数学を例にとると「この方程式だから...」みたいな教え方をされたことがあり、中学1年生のときの数学はそれはもう悲惨としか言いようがないくらいまるで理解できなかった。でも、なぜそうなのか、その意味が自分でわかるようになった3年生のときには成績も一気に上がり、わかることがとてもおもしろかったことを覚えている。
高校3年生のときには先生の代わりに授業をしたこともある。もちろん事前に先生との打ち合わせをし準備も怠りなくしたうえでの授業だったが、自分がわからなかった部分だけでなくみんながわからない部分がどこなのか把握できたとともに、「教える技術」を学べたことはとても大きな収穫だったように思う。
社会人となったときはさすがに教えてもらうことが多かった。だけどそれも半年ほどすれば教える側になっていた。自分で意味を考え、「なぜそうするのか?」を徹底的にシンプルに分解していく癖がついていたせいか、教えるべきポイントを誰よりも早く把握でき、かつ伝えることができるようになっていたからだ。
それからというもの、教えることが仕事のひとつになっている。教えることが本来の仕事ではないのだけど、ことあるごとに教えるという仕事をお願いされてしまうのだ。それも明日の何時からあるのでそれまでに資料も作成して...などといった無茶な要求さえあるのだが、その要求にもさっと応えてしまうのでまた依頼が入ってしまう。
最近では、「教える技術」を教えるのが仕事のひとつにもなっている。いろいろと自分の仕事を抱えている中で教えることが二重三重になってくるのでそれはもう大変な渦の中でぐるぐる回っているようだが、実は徹底的にシンプルな考えにしているのでなんら大変なことはないのだ。
「教える技術」が身に付いている人は、私と同じように徹底的にシンプルにしている人が多い。曖昧で抽象的な言葉ではなく、具体的になぜそうなるのか、なぜそうすべきなのかをきちんと伝えているように思う。

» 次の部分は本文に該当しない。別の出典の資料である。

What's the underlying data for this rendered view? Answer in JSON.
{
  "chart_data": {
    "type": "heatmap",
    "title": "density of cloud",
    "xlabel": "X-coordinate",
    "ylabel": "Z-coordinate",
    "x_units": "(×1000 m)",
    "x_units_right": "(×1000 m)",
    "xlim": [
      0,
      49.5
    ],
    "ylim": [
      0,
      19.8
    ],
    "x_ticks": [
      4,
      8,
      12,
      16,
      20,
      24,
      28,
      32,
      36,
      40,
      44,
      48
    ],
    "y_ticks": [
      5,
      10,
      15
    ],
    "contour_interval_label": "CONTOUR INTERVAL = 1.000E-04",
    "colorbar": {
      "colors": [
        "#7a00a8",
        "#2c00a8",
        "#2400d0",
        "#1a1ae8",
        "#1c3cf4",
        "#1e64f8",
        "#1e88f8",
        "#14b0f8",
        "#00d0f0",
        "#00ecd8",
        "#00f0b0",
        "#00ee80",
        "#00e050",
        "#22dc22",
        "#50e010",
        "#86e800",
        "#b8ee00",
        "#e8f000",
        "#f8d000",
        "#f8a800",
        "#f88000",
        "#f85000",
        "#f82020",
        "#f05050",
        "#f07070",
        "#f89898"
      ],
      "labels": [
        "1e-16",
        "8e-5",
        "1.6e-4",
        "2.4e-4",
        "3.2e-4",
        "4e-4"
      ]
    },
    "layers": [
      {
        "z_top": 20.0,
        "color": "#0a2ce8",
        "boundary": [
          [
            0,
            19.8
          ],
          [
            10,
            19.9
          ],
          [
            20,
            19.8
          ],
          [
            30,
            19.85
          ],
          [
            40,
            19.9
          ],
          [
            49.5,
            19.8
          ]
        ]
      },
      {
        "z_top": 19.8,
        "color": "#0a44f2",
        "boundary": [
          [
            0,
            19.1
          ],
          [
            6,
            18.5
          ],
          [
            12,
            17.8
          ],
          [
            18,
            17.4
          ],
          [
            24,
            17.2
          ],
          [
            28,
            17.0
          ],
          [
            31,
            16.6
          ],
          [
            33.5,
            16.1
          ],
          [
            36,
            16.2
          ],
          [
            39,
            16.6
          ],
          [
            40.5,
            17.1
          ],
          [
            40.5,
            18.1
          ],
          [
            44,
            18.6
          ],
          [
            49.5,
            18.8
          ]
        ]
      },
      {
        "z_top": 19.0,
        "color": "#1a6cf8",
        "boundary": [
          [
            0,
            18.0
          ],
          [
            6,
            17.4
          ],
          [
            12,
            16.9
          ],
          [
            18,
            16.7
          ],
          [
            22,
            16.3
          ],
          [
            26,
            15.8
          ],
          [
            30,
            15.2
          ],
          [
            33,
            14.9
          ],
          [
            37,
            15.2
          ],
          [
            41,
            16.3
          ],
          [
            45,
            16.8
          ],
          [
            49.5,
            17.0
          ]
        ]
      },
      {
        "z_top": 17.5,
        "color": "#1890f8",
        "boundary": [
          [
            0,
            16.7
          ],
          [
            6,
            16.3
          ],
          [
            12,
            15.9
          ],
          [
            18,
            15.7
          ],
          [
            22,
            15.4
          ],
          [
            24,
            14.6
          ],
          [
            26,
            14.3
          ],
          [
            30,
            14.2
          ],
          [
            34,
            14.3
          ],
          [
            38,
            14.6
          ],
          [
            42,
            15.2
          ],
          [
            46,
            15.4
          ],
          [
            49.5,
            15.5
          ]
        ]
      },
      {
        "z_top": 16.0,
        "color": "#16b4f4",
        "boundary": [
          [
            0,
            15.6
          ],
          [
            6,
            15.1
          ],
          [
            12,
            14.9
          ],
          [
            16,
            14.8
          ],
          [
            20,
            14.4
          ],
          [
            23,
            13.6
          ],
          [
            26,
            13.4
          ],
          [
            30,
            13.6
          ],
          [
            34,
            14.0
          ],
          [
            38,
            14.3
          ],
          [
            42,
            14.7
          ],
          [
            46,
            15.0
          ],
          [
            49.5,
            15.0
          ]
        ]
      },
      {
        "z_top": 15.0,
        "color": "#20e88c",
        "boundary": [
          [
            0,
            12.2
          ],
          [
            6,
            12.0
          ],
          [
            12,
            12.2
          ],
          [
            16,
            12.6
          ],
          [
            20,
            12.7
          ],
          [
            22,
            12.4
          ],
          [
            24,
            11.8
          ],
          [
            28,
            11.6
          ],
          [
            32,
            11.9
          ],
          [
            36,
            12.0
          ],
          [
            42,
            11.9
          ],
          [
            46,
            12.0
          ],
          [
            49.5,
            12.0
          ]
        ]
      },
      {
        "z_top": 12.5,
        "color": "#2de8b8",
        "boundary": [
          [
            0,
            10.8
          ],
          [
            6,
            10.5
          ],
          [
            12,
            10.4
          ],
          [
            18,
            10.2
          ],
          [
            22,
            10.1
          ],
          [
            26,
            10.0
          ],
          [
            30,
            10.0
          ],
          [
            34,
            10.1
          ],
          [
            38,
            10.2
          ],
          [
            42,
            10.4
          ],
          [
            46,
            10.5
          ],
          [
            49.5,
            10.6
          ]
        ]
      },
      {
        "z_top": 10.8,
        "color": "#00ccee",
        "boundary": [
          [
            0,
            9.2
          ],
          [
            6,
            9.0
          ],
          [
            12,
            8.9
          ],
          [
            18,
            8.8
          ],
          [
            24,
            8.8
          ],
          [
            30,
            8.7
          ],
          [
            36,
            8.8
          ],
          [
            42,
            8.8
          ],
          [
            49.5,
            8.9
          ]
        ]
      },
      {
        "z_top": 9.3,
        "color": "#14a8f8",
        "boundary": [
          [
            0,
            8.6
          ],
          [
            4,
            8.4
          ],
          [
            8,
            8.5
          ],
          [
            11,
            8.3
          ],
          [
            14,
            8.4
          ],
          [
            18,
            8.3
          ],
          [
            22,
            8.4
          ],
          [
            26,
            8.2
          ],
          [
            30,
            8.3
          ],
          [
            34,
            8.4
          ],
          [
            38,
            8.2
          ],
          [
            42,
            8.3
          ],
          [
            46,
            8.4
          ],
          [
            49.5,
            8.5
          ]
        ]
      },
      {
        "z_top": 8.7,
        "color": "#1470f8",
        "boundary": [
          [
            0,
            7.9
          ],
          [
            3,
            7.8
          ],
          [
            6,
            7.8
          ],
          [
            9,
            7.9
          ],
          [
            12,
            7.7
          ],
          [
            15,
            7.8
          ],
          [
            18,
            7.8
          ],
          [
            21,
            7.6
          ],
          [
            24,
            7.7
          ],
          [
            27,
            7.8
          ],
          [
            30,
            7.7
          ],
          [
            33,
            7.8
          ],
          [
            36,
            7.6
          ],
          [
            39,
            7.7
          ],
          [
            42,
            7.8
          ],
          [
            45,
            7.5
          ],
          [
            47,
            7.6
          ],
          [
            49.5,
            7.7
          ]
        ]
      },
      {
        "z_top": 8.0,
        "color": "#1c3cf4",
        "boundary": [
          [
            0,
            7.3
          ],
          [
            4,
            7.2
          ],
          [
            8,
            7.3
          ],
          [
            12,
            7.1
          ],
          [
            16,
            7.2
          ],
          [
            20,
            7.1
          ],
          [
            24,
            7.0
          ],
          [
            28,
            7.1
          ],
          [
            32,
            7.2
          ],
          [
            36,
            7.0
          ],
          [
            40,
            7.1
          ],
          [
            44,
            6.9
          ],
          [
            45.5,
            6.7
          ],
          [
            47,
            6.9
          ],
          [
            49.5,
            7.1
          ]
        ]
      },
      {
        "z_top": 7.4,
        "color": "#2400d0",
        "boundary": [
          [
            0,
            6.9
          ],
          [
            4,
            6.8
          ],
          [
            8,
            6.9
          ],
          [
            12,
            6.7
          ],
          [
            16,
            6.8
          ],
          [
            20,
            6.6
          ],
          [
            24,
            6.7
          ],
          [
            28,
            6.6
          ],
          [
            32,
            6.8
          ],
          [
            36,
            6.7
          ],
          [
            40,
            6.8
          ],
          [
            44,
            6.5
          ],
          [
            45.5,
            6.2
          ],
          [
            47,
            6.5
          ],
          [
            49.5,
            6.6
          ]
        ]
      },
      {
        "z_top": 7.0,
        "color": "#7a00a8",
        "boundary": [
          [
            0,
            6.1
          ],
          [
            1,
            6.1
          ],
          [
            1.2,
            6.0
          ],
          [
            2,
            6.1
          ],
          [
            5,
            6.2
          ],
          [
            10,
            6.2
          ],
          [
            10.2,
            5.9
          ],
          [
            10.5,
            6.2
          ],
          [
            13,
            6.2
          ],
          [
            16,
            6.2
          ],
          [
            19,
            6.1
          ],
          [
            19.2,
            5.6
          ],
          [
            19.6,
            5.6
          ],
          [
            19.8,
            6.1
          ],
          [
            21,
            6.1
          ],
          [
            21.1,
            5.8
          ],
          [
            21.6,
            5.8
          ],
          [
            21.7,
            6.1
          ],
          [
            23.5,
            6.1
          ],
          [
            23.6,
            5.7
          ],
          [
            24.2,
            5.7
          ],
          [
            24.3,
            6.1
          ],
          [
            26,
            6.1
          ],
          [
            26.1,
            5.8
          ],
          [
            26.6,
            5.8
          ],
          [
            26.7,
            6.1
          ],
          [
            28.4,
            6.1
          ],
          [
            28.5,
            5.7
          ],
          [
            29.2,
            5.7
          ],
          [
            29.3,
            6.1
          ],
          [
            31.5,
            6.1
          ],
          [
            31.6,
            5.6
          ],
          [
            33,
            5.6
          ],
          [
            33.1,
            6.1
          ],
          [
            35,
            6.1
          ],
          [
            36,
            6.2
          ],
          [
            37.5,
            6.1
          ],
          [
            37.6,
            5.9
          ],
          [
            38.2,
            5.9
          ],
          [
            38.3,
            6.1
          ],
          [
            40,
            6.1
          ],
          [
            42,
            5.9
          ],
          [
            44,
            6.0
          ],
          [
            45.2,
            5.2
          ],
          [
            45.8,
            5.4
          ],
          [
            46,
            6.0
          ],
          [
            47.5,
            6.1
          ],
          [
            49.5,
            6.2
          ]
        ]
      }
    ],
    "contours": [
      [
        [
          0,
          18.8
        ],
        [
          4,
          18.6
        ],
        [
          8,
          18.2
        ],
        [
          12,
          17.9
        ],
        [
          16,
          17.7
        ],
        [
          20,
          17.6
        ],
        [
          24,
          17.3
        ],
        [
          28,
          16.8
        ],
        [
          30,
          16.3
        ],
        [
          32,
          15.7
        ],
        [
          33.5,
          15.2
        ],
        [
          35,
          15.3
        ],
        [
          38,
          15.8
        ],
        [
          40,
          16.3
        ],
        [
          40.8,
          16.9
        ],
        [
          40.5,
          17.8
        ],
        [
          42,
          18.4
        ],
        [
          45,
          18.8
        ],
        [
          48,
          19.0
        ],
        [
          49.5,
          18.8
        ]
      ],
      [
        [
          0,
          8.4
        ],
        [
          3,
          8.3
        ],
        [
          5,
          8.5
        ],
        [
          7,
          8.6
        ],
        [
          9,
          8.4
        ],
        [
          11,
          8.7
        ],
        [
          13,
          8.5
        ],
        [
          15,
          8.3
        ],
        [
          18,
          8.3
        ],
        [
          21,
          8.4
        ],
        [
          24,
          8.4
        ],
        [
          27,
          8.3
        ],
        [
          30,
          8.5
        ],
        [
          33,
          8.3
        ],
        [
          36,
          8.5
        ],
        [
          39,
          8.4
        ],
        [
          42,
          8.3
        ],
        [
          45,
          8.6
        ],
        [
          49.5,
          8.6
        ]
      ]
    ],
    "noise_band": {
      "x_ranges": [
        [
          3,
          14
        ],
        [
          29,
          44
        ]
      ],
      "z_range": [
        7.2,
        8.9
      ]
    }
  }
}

最近では、それだけシンプルにしても伝わらなくなっていることがある。だから「教える技術」をもっと分解しさらにシンプルにしなければいけないのかなと考えている。とあるコラムでは教えるための計画書を一度作ってしまえばずっと使えるようなことを書いてあったが、教えられる側のレベルがどんどん下がっていることに気がついていないとしか言いようがない。
「教える技術」だって変化に対応しなければいけない。
そんなことわかっている?
いや、それがわかっていないから教えることができないベテランだっているのだ。